An antenna amplifier is a really bad idea. Achieving better radio reception means improving the strength of the signal that you want to listen to relative to the noise that you want to avoid. An antenna amplifier can't discriminate between the signal and the noise, it boosts both exactly the same, so your signal-to-noise ratio is not improved, and you yield no improvement; in fact in the case of strong stations you'll end up introducing noise problems by overloading the front end of the radio.
The solution can only be provided by the design engineers, and purchasing folks at Volvo who specified the poor audio system, mostly to save money. Good radio reception involves a really well designed and executed radio front end, coupled with a critically executed glass antenna, and that's a much harder task than it sounds. It is infinitely more difficult to achieve mast antenna performance with a glass antenna. Getting close to mast antenna performance involves multiple tuners with multiple antenna grids in different locations on the car, coupled with critically designed and fine-tuned software to real-time sample the signal through different signal paths, and imperceptably switch from one antenna to the other to achieve the best performance and minimize the effects of radio disturbance noise. Accomplishing this more than doubles the cost of the tuner pack in the radio, results in a sophisticated and expensive antenna amplifier, and costly multiple antenna grids in remote locations on the car. You can find these types of solutions in almost every luxury car. Volvo on the other hand uses a single tuner front-end on the radio with a simple antenna amplifier and single-stage antenna grid.

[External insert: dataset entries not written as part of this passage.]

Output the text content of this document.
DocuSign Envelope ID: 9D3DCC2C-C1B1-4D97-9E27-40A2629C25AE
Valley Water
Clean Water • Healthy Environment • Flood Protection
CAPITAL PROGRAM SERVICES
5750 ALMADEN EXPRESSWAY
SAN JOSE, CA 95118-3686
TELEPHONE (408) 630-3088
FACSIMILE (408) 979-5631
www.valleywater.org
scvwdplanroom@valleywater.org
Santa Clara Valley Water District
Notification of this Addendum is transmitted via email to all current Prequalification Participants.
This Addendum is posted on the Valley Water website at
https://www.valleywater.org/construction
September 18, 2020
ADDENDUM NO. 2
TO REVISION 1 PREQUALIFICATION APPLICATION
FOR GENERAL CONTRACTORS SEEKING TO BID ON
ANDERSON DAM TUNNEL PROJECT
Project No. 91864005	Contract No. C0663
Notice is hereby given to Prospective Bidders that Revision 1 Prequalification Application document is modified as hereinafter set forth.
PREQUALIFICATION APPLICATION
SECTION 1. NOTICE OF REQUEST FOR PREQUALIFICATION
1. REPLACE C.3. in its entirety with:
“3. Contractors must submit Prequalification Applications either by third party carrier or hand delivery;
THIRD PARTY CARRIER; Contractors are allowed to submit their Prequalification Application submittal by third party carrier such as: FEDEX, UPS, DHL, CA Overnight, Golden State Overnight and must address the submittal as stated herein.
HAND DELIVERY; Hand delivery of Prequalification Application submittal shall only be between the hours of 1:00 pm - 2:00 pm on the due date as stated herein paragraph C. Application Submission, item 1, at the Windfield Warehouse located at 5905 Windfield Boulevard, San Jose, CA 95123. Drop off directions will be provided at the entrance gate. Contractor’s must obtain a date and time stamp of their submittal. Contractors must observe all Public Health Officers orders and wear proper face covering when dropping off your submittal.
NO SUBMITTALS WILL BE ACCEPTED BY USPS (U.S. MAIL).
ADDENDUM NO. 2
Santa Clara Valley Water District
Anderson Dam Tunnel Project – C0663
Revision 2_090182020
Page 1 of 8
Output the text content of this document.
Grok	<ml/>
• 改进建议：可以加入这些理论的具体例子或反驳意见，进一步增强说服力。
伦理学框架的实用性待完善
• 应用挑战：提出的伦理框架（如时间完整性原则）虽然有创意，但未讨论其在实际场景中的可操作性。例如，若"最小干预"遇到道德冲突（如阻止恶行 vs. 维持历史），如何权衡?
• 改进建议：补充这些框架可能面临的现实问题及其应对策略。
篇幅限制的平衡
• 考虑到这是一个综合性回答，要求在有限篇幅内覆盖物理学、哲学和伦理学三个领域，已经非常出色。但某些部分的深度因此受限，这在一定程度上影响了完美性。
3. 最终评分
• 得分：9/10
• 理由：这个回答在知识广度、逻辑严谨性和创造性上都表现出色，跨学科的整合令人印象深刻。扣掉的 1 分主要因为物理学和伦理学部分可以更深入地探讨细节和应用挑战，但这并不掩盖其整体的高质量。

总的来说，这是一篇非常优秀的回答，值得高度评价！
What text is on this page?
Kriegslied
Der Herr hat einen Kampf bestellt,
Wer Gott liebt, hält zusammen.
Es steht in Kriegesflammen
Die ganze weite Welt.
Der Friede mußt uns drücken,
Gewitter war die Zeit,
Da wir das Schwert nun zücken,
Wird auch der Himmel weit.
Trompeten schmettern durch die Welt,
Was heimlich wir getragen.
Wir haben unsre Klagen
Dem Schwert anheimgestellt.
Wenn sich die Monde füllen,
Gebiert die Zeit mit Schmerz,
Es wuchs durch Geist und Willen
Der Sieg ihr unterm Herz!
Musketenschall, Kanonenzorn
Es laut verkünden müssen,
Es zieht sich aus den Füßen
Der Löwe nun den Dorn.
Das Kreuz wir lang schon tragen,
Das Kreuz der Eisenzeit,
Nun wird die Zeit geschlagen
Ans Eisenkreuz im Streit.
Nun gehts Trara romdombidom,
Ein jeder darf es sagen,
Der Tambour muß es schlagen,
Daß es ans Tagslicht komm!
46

Volvo's design engineers then remove almost all of the treble response from the audio system to attempt to mask the resulting disturbance noise that manifests itself most annoyingly with high frequencies. The result is lousy reception with awful fidelity, but it saves them gobs of money, and most folks are happy with the good mid-bass response that Volvo tunes the sound-systems to reproduce. A disaster for anyone who appreciates good sound fidelity, but the generally favorable response that Volvo has gotten for their modern audio systems, I think demonstrates that they have probably made a cost-effective choice for the average customer that doesn't know the difference.